Ahuntsic, 1914-1918

Témoignage d’une mère

« C’était un homme qui ne parlait pas pour rien dire. Je trouvais que quand il ne parlait pas, il avait l’air grave, l’air intelligent, mais quand il parlait, il bégayait, il avait un accent campagnard que je ne n’aimais pas, enfin, je ne voyais pas comment cet accent pouvait aller avec le bel accent, enfin le beau parler de notre fille Simone ! Elle, elle parlait un français international, presqu’un français de France !

Un jour, à la messe, un homme dans la fin vingtaine accompagné de ses parents la regarde à la dérobée. Ma fille est intriguée ; elle n’écoute plus le prêtre et regarde dans sa direction. Ce petit manège dure quelques mois.

Mais un jour, ma fille a décidé de les suivre de loin ; elle était curieuse. Il faisait froid, il y avait de fortes rafales de vent. Nous, on avait, une auto. Mais eux, ils allaient à pied. Ils sont partis vers l’est, vers le Haut-du-Sault. “Bon, ils sont pauvres !” que je me suis dit dépitée. On arrive enfin. Et… c’est pire que je le pensais : on est dans une espèce de terrain vague et là on voit une masure en planches de bois rapiécée de tôles. Une petite cabane de vingt pieds par vingt pieds.

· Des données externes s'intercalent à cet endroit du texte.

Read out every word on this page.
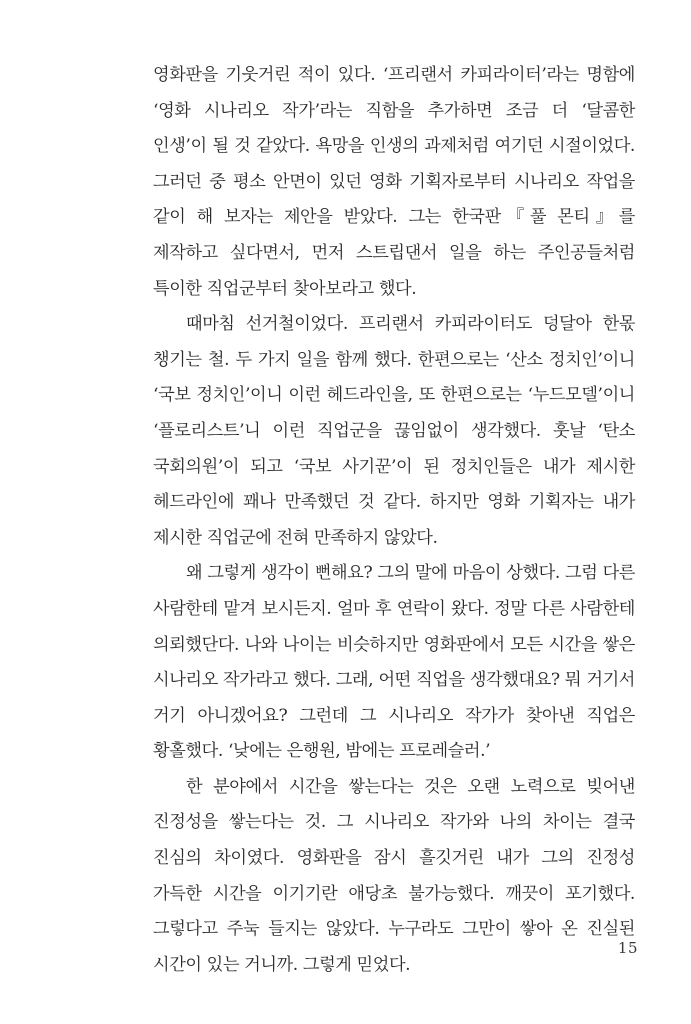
영화판을 기웃거린 적이 있다. ‘프리랜서 카피라이터’라는 명함에 ‘영화 시나리오 작가’라는 직함을 추가하면 조금 더 ‘달콤한 인생’이 될 것 같았다. 욕망을 인생의 과제처럼 여기던 시절이었다. 그러던 중 평소 안면이 있던 영화 기획자로부터 시나리오 작업을 같이 해 보자는 제안을 받았다. 그는 한국판『풀 몬티』를 제작하고 싶다면서, 먼저 스트립댄서 일을 하는 주인공들처럼 특이한 직업군부터 찾아보라고 했다.

때마침 선거철이었다. 프리랜서 카피라이터도 덩달아 한몫 챙기는 철. 두 가지 일을 함께 했다. 한편으로는 ‘산소 정치인’이니 ‘국보 정치인’이니 이런 헤드라인을, 또 한편으로는 ‘누드모델’이니 ‘플로리스트’니 이런 직업군을 끊임없이 생각했다. 훗날 ‘탄소 국회의원’이 되고 ‘국보 사기꾼’이 된 정치인들은 내가 제시한 헤드라인에 꽤나 만족했던 것 같다. 하지만 영화 기획자는 내가 제시한 직업군에 전혀 만족하지 않았다.

왜 그렇게 생각이 뻔해요? 그의 말에 마음이 상했다. 그럼 다른 사람한테 맡겨 보시든지. 얼마 후 연락이 왔다. 정말 다른 사람한테 의뢰했단다. 나와 나이는 비슷하지만 영화판에서 모든 시간을 쌓은 시나리오 작가라고 했다. 그래, 어떤 직업을 생각했대요? 뭐 거기서 거기 아니겠어요? 그런데 그 시나리오 작가가 찾아낸 직업은 황홀했다. ‘낮에는 은행원, 밤에는 프로레슬러.’

한 분야에서 시간을 쌓는다는 것은 오랜 노력으로 빚어낸 진정성을 쌓는다는 것. 그 시나리오 작가와 나의 차이는 결국 진심의 차이였다. 영화판을 잠시 흘깃거린 내가 그의 진정성 가득한 시간을 이기기란 애당초 불가능했다. 깨끗이 포기했다. 그렇다고 주눅 들지는 않았다. 누구라도 그만이 쌓아 온 진실된 시간이 있는 거니까. 그렇게 믿었다.

15
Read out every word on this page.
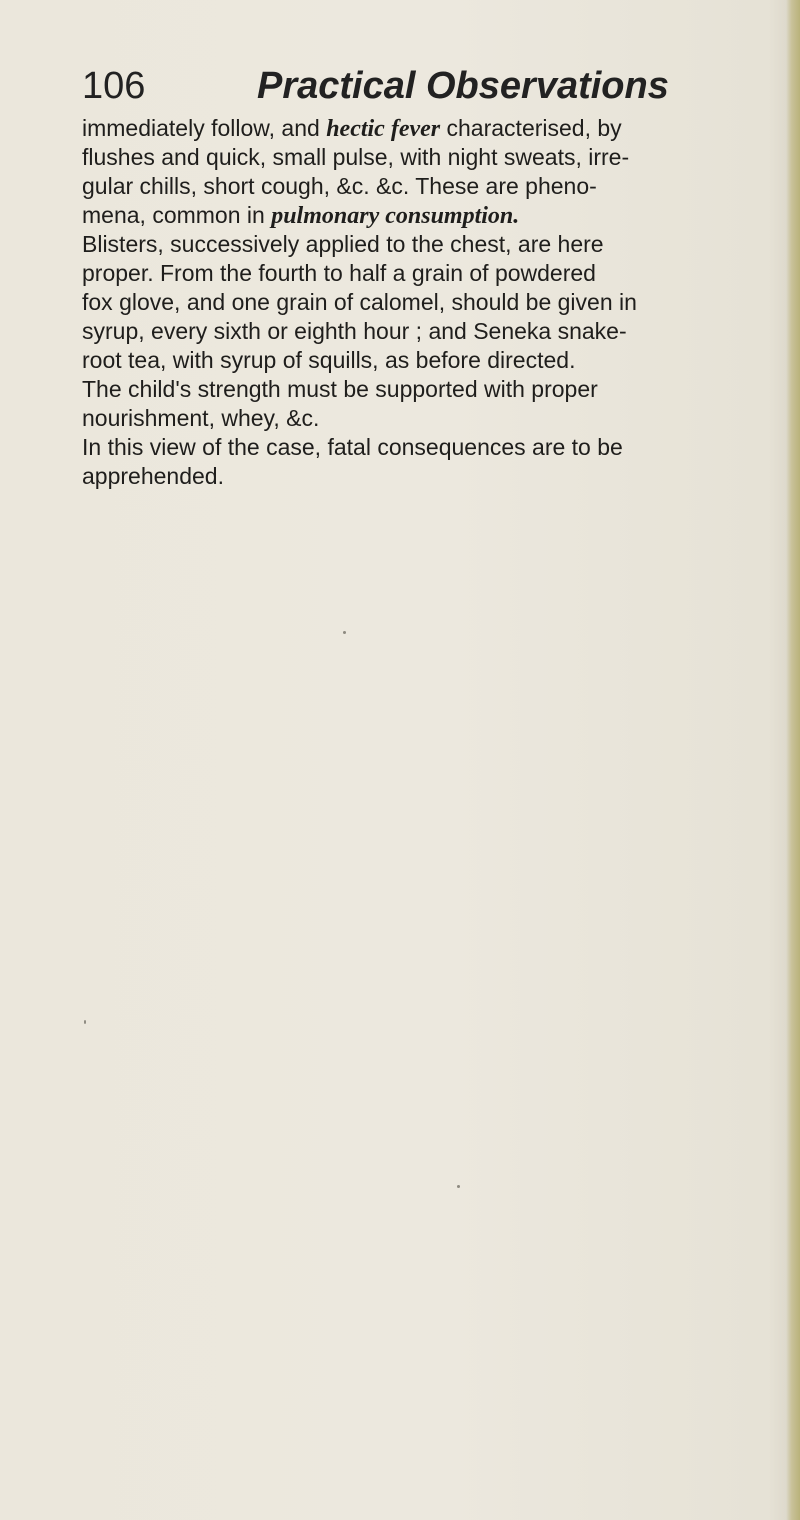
106	Practical Observations
immediately follow, and hectic fever characterised, by
flushes and quick, small pulse, with night sweats, irre-
gular chills, short cough, &c. &c. These are pheno-
mena, common in pulmonary consumption.
Blisters, successively applied to the chest, are here
proper. From the fourth to half a grain of powdered
fox glove, and one grain of calomel, should be given in
syrup, every sixth or eighth hour ; and Seneka snake-
root tea, with syrup of squills, as before directed.
The child's strength must be supported with proper
nourishment, whey, &c.
In this view of the case, fatal consequences are to be
apprehended.
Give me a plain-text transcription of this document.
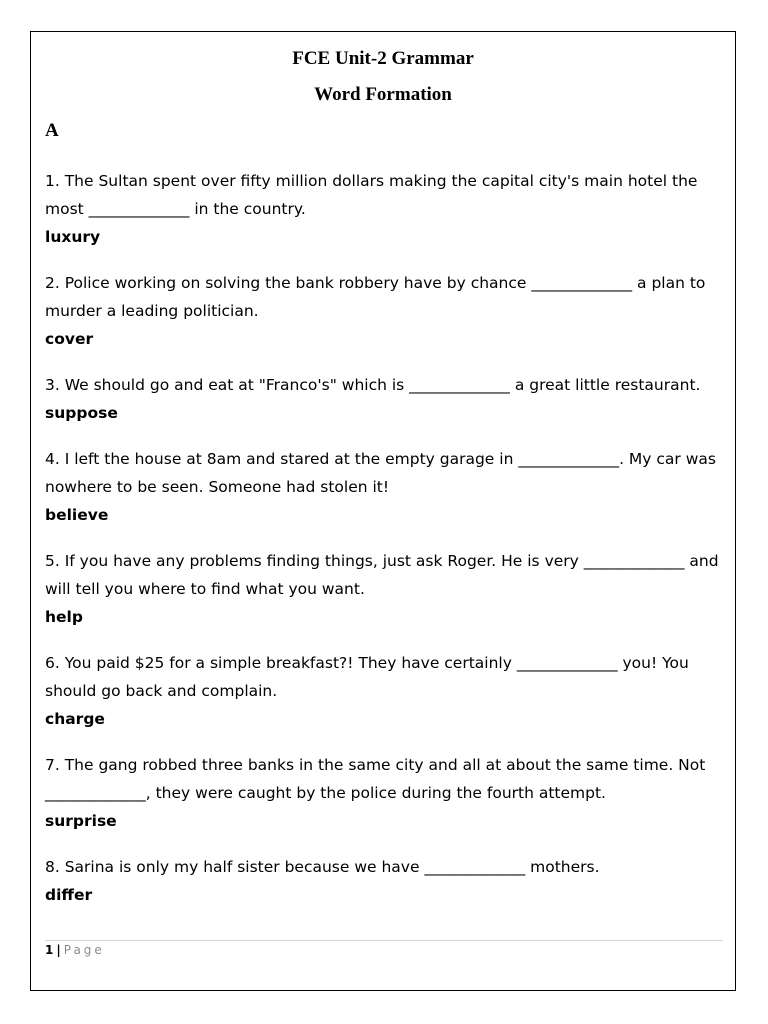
FCE Unit-2 Grammar
Word Formation
A
1. The Sultan spent over fifty million dollars making the capital city's main hotel the most _____________ in the country.
luxury
2. Police working on solving the bank robbery have by chance _____________ a plan to murder a leading politician.
cover
3. We should go and eat at "Franco's" which is _____________ a great little restaurant.
suppose
4. I left the house at 8am and stared at the empty garage in _____________. My car was nowhere to be seen. Someone had stolen it!
believe
5. If you have any problems finding things, just ask Roger. He is very _____________ and will tell you where to find what you want.
help
6. You paid $25 for a simple breakfast?! They have certainly _____________ you! You should go back and complain.
charge
7. The gang robbed three banks in the same city and all at about the same time. Not _____________, they were caught by the police during the fourth attempt.
surprise
8. Sarina is only my half sister because we have _____________ mothers.
differ
1 | Page
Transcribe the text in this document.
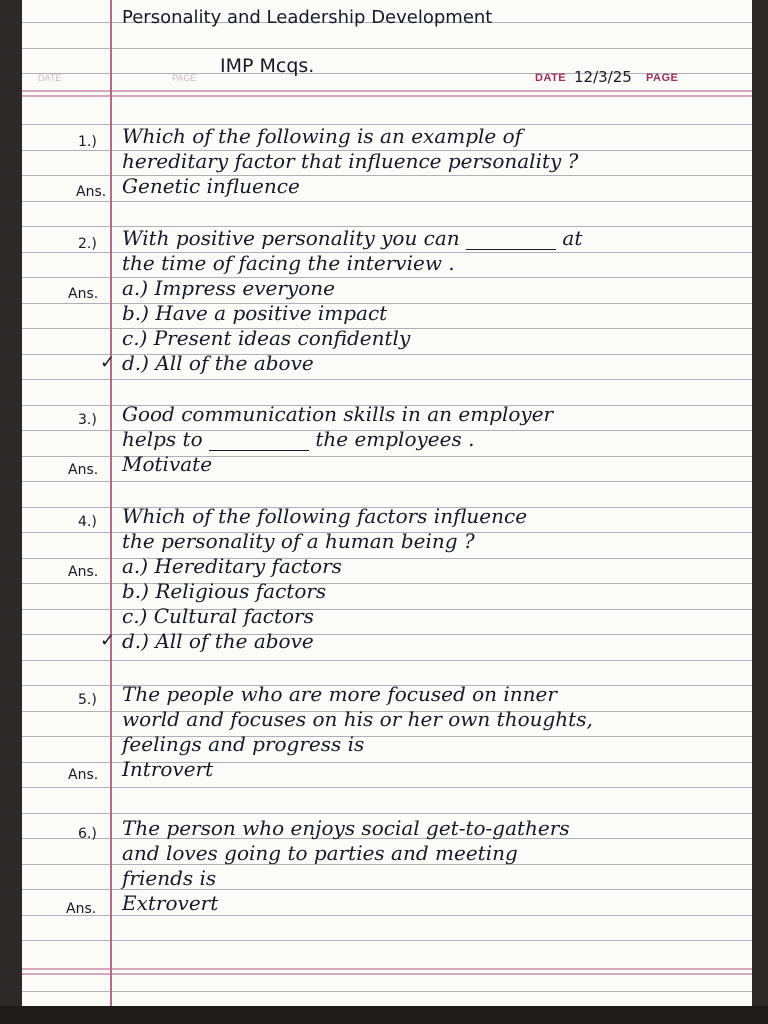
Personality and Leadership Development
IMP Mcqs.
DATE	PAGE	DATE 12/3/25 PAGE
1.) Which of the following is an example of
hereditary factor that influence personality ?
Ans. Genetic influence
2.) With positive personality you can	at
the time of facing the interview .
Ans. a.) Impress everyone
b.) Have a positive impact
c.) Present ideas confidently
✓ d.) All of the above
3.) Good communication skills in an employer
helps to	the employees .
Ans. Motivate
4.) Which of the following factors influence
the personality of a human being ?
Ans. a.) Hereditary factors
b.) Religious factors
c.) Cultural factors
✓ d.) All of the above
5.) The people who are more focused on inner
world and focuses on his or her own thoughts,
feelings and progress is
Ans. Introvert
6.) The person who enjoys social get-to-gathers
and loves going to parties and meeting
friends is
Ans. Extrovert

La semaine d’après, je veux qu’on aille à la messe dans Villeray pour que cette lubie passe à notre fille, mais elle pique une crise. Mon mari est faible ; il cède. Après la messe, ma fille se dépêche, elle court et là, juste devant son homme, elle échappe – enfin ! c’était fait par exprès – son foulard de soie rouge.

Francis – c’est son nom – n’a pas le choix de le ramasser. Bon, une conversation se noue et ils se revoient quelques jours plus tard. Mais ils ne se voient que le jour ! C’est ma condition. Ils font des marches ensemble, “pas trop longues les marches !” que je dis à ma fille.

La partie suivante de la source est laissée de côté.